DevOps Drive-InGlenn O’Donnell, Principal Analyst at Forrester paid a visit to Serena Software headquarters in San Mateo, CA this week and joined us for our monthly DevOps Drive-In webcast.  IT is in its own industrial revolution according to Glenn, in part because IT is currently too slow, has poor quality and customers don’t trust IT.  This revolution requires an IT fitness program and not a weight loss program where IT becomes stronger, faster and more resilient.  To improve quickly, IT needs to embrace Lean principles and methodologies.

Glenn provided an overview of how IT can leverage Lean value stream mapping and the DevOps principles of automation and culture to eliminate waste, increase quality and reduce cycle times.  He also outlined the “Seven Habits of Highly Effective DevOps.” These habits are:

  1. Establish common values and awareness across a common Dev and Ops community.
  2. Take an “outside in” approach to everything.
  3. Automate your build, testing and release management processes.
  4. Standardize the services and the components used to build these services.
  5. Instill a culture of systems engineering across Dev and Ops.
  6. Implement feedback and feed-forward in the service lifecycle.
  7. Put developers on the front line of service support.

During the webinar, we polled attendees and asked them to select which of the seven habits they thought would be the highest priority to improve their organization. Below is a graph of the results.

 

The majority believes automation and establishing common values and awareness between Dev and Ops would provide the most improvement to their organization.  I was surprised having developers on the front line of service support and implementing feedback loops scored so low.  Changing the culture is harder to do but I do like the DevOps principle of shared accountability and the “If I’m awake, you are awake” mentality.  If an operations person gets woken up early in the morning, the responsible developer should work alongside them until the problem is resolved.  You would get faster MTTR and improve reliability and quality.

It was a great DevOps Drive-in.  Thanks goes to Glenn and Forrester.  Make sure you catch our next DevOps Drive-in webcast on April 23rd.  We are teaming up with Cloudbees to discuss the challenges of Enterprise Continuous Delivery.


Mark Levy is a Product Marketing Manager at Serena Software focusing on DevOps and the Enterprise. He has over 25 years of experience in enterprise software, focusing on both application development and IT operations.

Tags: DevOps


Comments

Eugene on May 13th, 2014 at 2:50 am

Hi Mark,

Interesting results you got from the poll. From my point of view, #4 and #5 are the primary goals for esablishing great DevOps cooperation, but looks like the majority of respondents think in another way.

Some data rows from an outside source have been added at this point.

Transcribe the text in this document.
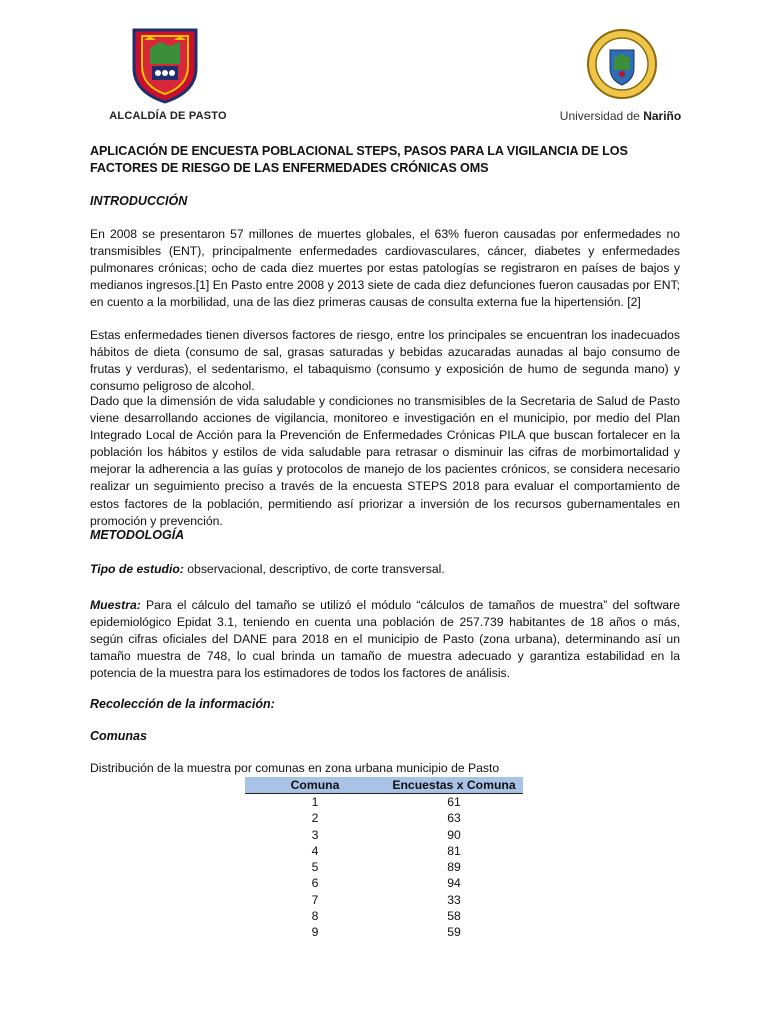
ALCALDÍA DE PASTO	Universidad de Nariño
APLICACIÓN DE ENCUESTA POBLACIONAL STEPS, PASOS PARA LA VIGILANCIA DE LOS FACTORES DE RIESGO DE LAS ENFERMEDADES CRÓNICAS OMS
INTRODUCCIÓN
En 2008 se presentaron 57 millones de muertes globales, el 63% fueron causadas por enfermedades no transmisibles (ENT), principalmente enfermedades cardiovasculares, cáncer, diabetes y enfermedades pulmonares crónicas; ocho de cada diez muertes por estas patologías se registraron en países de bajos y medianos ingresos.[1] En Pasto entre 2008 y 2013 siete de cada diez defunciones fueron causadas por ENT; en cuento a la morbilidad, una de las diez primeras causas de consulta externa fue la hipertensión. [2]
Estas enfermedades tienen diversos factores de riesgo, entre los principales se encuentran los inadecuados hábitos de dieta (consumo de sal, grasas saturadas y bebidas azucaradas aunadas al bajo consumo de frutas y verduras), el sedentarismo, el tabaquismo (consumo y exposición de humo de segunda mano) y consumo peligroso de alcohol.
Dado que la dimensión de vida saludable y condiciones no transmisibles de la Secretaria de Salud de Pasto viene desarrollando acciones de vigilancia, monitoreo e investigación en el municipio, por medio del Plan Integrado Local de Acción para la Prevención de Enfermedades Crónicas PILA que buscan fortalecer en la población los hábitos y estilos de vida saludable para retrasar o disminuir las cifras de morbimortalidad y mejorar la adherencia a las guías y protocolos de manejo de los pacientes crónicos, se considera necesario realizar un seguimiento preciso a través de la encuesta STEPS 2018 para evaluar el comportamiento de estos factores de la población, permitiendo así priorizar a inversión de los recursos gubernamentales en promoción y prevención.
METODOLOGÍA
Tipo de estudio: observacional, descriptivo, de corte transversal.
Muestra: Para el cálculo del tamaño se utilizó el módulo “cálculos de tamaños de muestra” del software epidemiológico Epidat 3.1, teniendo en cuenta una población de 257.739 habitantes de 18 años o más, según cifras oficiales del DANE para 2018 en el municipio de Pasto (zona urbana), determinando así un tamaño muestra de 748, lo cual brinda un tamaño de muestra adecuado y garantiza estabilidad en la potencia de la muestra para los estimadores de todos los factores de análisis.
Recolección de la información:
Comunas
Distribución de la muestra por comunas en zona urbana municipio de Pasto
Comuna	Encuestas x Comuna
1	61
2	63
3	90
4	81
5	89
6	94
7	33
8	58
9	59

We at Oxagile have decided to take a closer look at DevOps and try to find out its benefits for our business. The first thoughts on DevOps are here: http://www.oxagile.com/company/blog/devops-your-team/

Regards,
Eugene

Mark on May 14th, 2014 at 3:13 pm

Hi Eugene,

That is a good point of view to have! All of these “Habits” are highly effective and should be primary goals. I think automation is favored because it’s something that can reduce cycle times, is measurable, and can provide a quick win, whereas #4 and #5 generally take longer to implement and see value. I believe that all of these principles are important and can provide tremendous value to IT and ultimately to the business.